Mehmet Talat Paşa (1872-1921), ayrıca Talat Bey olarak da bilinirdi, Ermeni Soykırımı’nın baş mimarıydı. Edirne (Adrianople) doğumlu Talat, genç yaşta bir telegrafçı olmuştu. Jön Türk hareketinde aktif olmakla birlikte, Sultan II. Abdülhamit’i tahtından indirmeyi hedefliyordu. İttahat ve Terakki Cemiyetine üye oldu ve hızla bu gizli örgütte liderliğe yükseldi. Sahip olduğu mesleği sayesinde döneminin iletişim ağlarına erişimi olduğundan ve Selanik Vilayeti Posta ve Telegraf İdaresi’nde başkatipliğe yükseldiğinden, Türk isyanının planlanma ağına yerleşti. 1908’deki Jön Türk isyanından sonra, Talat Osmanlı İmparatorluğu’nun en etkili politikacılarından biri haline geldi. 1909’da İçişleri Bakanlığı’na ve ardından Posta İdaresi Bakanlığı’na atandı. 1912’de, bir yıl sonra Osmanlı İmparatorluğu’ndaki bütün gücü ele geçiren, İttahat ve Terakki’nin Genel Sekreteri oldu. 1913’deki darbe Dahiliye Nazırı olan Talat, Harbiye Nazırı Enver ve Bahriye Nazırı Cemal ile birlikte sözde Jön-Türk Üç Paşalar İktidarı’nın yükselişini gördü.
Talat, Osmanlı İmparatorluğu’nun Türkleştirilmesinin en temel savunucularından biriydi.
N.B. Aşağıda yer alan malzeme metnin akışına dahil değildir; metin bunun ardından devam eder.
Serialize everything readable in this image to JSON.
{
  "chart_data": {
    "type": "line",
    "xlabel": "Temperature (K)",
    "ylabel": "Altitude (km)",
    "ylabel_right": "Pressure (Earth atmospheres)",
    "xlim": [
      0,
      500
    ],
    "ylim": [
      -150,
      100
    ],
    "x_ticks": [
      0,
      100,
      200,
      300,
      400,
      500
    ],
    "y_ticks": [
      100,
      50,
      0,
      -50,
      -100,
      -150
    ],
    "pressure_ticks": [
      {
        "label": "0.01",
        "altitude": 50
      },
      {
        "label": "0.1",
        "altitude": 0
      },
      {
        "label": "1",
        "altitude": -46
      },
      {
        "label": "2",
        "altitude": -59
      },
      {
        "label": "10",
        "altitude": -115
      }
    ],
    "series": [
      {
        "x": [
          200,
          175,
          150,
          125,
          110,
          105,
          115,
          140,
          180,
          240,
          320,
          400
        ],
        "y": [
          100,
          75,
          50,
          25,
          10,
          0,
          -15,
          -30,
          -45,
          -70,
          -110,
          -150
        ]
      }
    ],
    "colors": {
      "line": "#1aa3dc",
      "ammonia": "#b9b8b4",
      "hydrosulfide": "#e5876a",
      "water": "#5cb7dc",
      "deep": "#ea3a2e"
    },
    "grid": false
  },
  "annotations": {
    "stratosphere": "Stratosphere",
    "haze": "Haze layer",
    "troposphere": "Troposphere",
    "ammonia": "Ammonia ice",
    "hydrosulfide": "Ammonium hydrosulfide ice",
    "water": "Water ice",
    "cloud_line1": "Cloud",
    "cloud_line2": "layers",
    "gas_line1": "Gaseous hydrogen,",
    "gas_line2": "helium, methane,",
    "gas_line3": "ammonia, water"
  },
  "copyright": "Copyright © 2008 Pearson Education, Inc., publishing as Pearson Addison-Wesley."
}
Dahiliye Nazırı olarak, Ermeni Soykırımı’nın planlanmasında ve uygulanmasında asıl sorumluluğu üstendi. Sürgünleri yürütmek için kendi otoritesine bağlı vilayetlerde yönetimdeki astlarını kullandı. Ermenilerin evlerini terk etmeleri için verilen 1915 emirleri onun imzasını taşıdı, aslen katliam emelleri taşıdığını ortaya koyan ardılındaki tehcir emirleirnde ismi olduğu gibi. Talat süreci bizzat yönetti ve telegraf makinesini kullanma kabiliyeti, emirleri almak ve yürütmek için özel olarak yetkilendirilen, direkt ve gizli iletişimlerle İttihat ve Terakki’deki diğer yandaşları üzerinden vilayet yönetimlerinde kendi hükumet politikalarını yürütme kapasitesini arttırdı. Bu operasyon metodu, merkez hükumetin mekanizmasını engelledi ve İttihat ve Terakki fanatiklerinin devleti kendi komplo emelleri için devirmesine izin verdi. Sistematik tasviyelerin uzak güzergahlara taşınması ile birlikte, bir kasabadan diğerine organize ve planlı yürütülen Ermeni tehciri tamamen beklenmedik bir şekilde yürütülmekle birlikte düşük bir bedele mal oldu ve mülkiyetlerin metodik bir şekilde yağmalanması Talat’ın hesaplı zulmünün kapasitesini gösterdi ve İttahat ve Terakki’de gücünü ve prestijini arttırdı.
Müttefik Devletlerin kendisini ve yandaşlarını Ermeni Soykırımı’ndan sorumlu tutma niyetinin sonuçlarını bildiğinden, Talat ülkeden kaçıp sahte bir kimlik altında yaşadı. Savaş sonrası Osmanlı hükumetinin yürüttüğü İstanbul Askeri Mahkemesi’nde, Talat gıyabında yargılanarak, katliam dahil olmak üzre, işlediği suçlardan idam cezasına çarptırıldı. Almanya, Talat’ı iade etmeyi reddetiyse de, 1921’de Berlin’de, aile üyeleri memleketleri olan Erzincan’dan silinen bir Ermeni olan, Soğomon Tehliriyan tarafından vuruldu. Talat’ın ölümü bir taşkınlık yarattı, ve Tehliriyan’ın yargılanması savaş zamanında Alman hükumetinin Ermeni katliamları hakkında bilgi sahibi olduğunu Alman halkından sakladığını büyük bir basın vakası haline gelerek ortaya çıkardı. Alman görevlilerinin şahitlik ifadelerini dinleyen jüri, Tehliriyan’ı suçsuz buldu. Talat’a gelince, kendisinden geriye kalanlar 1943’te Nazi Almanyası tarafından İstanbul’a geri teslim edildi ve şeref payeleri ile gömüldü.